Ciência e Saúde

Síndrome pós COVID-19 em crianças e adolescentes

Prof. Dr. Clovis Artur Almeida da Silva
Professor Titular do Departamento de Pediatria da FMUSP

A pandemia causada pelo “severe acute respiratory syndrome coronavirus-2” (SARS-CoV-2) e sua doença associada, a “coronavirus disease 2019” (COVID-19), têm acometido raramente crianças e adolescentes, mas com potencial de gravidade e sequelas futuras. Entre abril de 2020 e abril 2021, no Hospital das Clínicas da Faculdade de Medicina da Universidade de São Paulo (HC-FMUSP), recente estudo multidisciplinar evidenciou que 102/5,951 (1,7%) de todas as hospitalizações com COVID-19 confirmadas laboratorialmente ocorreram em crianças e adolescentes. Neste estudo, o espectro clínico da COVID-19 foi variado e 8% dos pacientes apresentaram uma forma grave da doença denominada “multisystem inflammatory syndrome in children” (MIS-C). Cerca de 80% destes pacientes apresentaram pelo menos uma condição crônica e 91% sobreviveram a esta doença infecciosa.
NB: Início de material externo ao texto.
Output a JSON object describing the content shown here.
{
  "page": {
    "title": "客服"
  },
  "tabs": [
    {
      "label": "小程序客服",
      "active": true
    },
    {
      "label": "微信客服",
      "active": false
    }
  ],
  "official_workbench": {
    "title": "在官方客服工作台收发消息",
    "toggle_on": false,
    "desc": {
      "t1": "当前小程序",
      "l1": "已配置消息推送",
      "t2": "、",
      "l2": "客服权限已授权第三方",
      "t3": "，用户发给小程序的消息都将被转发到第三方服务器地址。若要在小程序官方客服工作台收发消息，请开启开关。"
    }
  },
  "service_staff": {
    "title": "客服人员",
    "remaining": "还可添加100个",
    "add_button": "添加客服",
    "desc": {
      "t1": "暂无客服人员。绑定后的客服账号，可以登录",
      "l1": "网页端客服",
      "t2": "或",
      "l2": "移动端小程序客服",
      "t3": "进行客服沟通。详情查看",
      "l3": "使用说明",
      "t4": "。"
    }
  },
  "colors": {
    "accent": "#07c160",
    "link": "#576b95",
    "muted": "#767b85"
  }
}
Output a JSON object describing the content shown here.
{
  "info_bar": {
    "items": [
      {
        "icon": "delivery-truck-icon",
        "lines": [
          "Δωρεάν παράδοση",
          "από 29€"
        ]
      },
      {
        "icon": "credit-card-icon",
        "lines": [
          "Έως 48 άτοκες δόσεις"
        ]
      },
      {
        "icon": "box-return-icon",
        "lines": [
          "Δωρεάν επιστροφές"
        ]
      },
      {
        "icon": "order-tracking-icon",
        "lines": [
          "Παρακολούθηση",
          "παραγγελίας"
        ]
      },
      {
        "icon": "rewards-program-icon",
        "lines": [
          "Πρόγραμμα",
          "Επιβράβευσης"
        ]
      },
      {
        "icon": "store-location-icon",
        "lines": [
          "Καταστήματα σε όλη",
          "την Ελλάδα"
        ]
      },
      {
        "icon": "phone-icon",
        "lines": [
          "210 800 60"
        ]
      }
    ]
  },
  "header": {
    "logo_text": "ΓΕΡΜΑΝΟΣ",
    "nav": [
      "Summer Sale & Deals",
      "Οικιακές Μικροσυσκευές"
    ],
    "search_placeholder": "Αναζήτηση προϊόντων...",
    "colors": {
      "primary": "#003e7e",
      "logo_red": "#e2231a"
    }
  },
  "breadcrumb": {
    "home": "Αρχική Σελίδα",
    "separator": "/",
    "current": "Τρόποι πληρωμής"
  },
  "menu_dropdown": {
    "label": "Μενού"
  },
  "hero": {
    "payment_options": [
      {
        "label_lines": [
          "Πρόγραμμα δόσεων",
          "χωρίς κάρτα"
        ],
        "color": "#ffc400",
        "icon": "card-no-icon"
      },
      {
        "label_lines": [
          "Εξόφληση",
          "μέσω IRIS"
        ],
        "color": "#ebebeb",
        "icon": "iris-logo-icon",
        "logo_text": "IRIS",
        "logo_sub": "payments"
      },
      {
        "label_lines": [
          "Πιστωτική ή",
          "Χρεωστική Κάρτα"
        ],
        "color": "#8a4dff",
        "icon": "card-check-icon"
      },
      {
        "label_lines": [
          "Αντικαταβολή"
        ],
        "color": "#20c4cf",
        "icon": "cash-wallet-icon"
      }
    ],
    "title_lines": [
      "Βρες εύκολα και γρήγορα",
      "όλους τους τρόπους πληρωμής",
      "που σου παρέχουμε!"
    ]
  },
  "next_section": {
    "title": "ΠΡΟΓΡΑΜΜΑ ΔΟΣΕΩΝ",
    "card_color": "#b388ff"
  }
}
Crianças escolares e adolescentes sobreviventes da COVID-19 podem ter inflamação persistente, autoimunidade, curso crônico da infecção e agressões isoladas ou concomitantes de vários órgãos e sistemas, tornando esta nova doença potencial condição crônica e impactando prospectivamente aspectos da qualidade de vida relacionada à saúde (QVRS) física e mental.

COVID-19 longa é definida por pelo menos um sinal ou sintoma clínico persistente após 3 meses do início da infecção aguda pelo SARS-CoV-2, particularmente naqueles com novas manifestações ou piora de sintomas anteriores.

No HC-FMUSP, COVID-19 longa pediátrica confirmada laboratorialmente foi evidenciada em 23% dos pacientes, com mediana de duração entre COVID-19 e seguimento de 4.4 meses (0.8-10.7). Os mais frequentes sintomas persistentes foram: cefaleia (19%), cefaleia recorrente e importante (9%), fadiga (9%), dispneia (8%) e dificuldade de concentração (4%). Disfunção miocárdica confirmada pelo ecocardiograma ocorreu em 22%, resultando sequelas cardíacas. Comparações entre pacientes com COVID-19 confirmados laboratorialmente na consulta de acompanhamento longitudinal versus controles negativos para infecção por SARS-CoV-2 foram também realizadas. Ambos os grupos evidenciaram similares idades, salário mínimo familiar mensal e índice de massa corporal, assim como similares frequências de sexo masculino, etnia e doenças pediátricas crônicas pré-existentes. Um fato relevante foi que as medianas dos escores físico e escolar do instrumento de QVRS validado para o português do Brasil (“Pediatric Quality of Live Inventory 4.0”) foram significantemente menores nos pacientes com COVID-19 versus controles.

Além disto, outras pesquisas prospectivas do HC-FMUSP avaliaram os sistemas cardiovasculares e pulmonares nos pacientes que sobreviveram a MIS-C após infecção pelo SARS-CoV-2, utilizando PET-CT com amônia N-13, dilatação do fluxo braquial e teste de esforço cardiopulmonar. Estes estudos indicaram que pacientes com MIS-C apresentavam fluxo miocárdico reduzido, disfunção endotelial e menor capacidade cardiopulmonar nas visitas após 6 meses da infecção por SARS-CoV-2. Estudos futuros serão necessários para avaliar se estas alterações permanecerão a longo prazo. 

Assim, sendo, pacientes pediátricos com COVID-19 apresentaram impacto longitudinal nos parâmetros de QVRS, principalmente nos domínios físico e escolar, reforçando a necessidade de uma abordagem multiprofissional e multidisciplinar prospectiva para esses pacientes. Acompanhamento de crianças e adolescentes pela equipe clínica após a COVID-19 é imprescindível em todos os pacientes, particularmente naqueles com MIS-C. Reforço da vacinação para COVID-19 é ainda uma prioridade em todas as consultas pediátricas, para aumentar a adesão e confiança dos pacientes e familiares nas vacinas.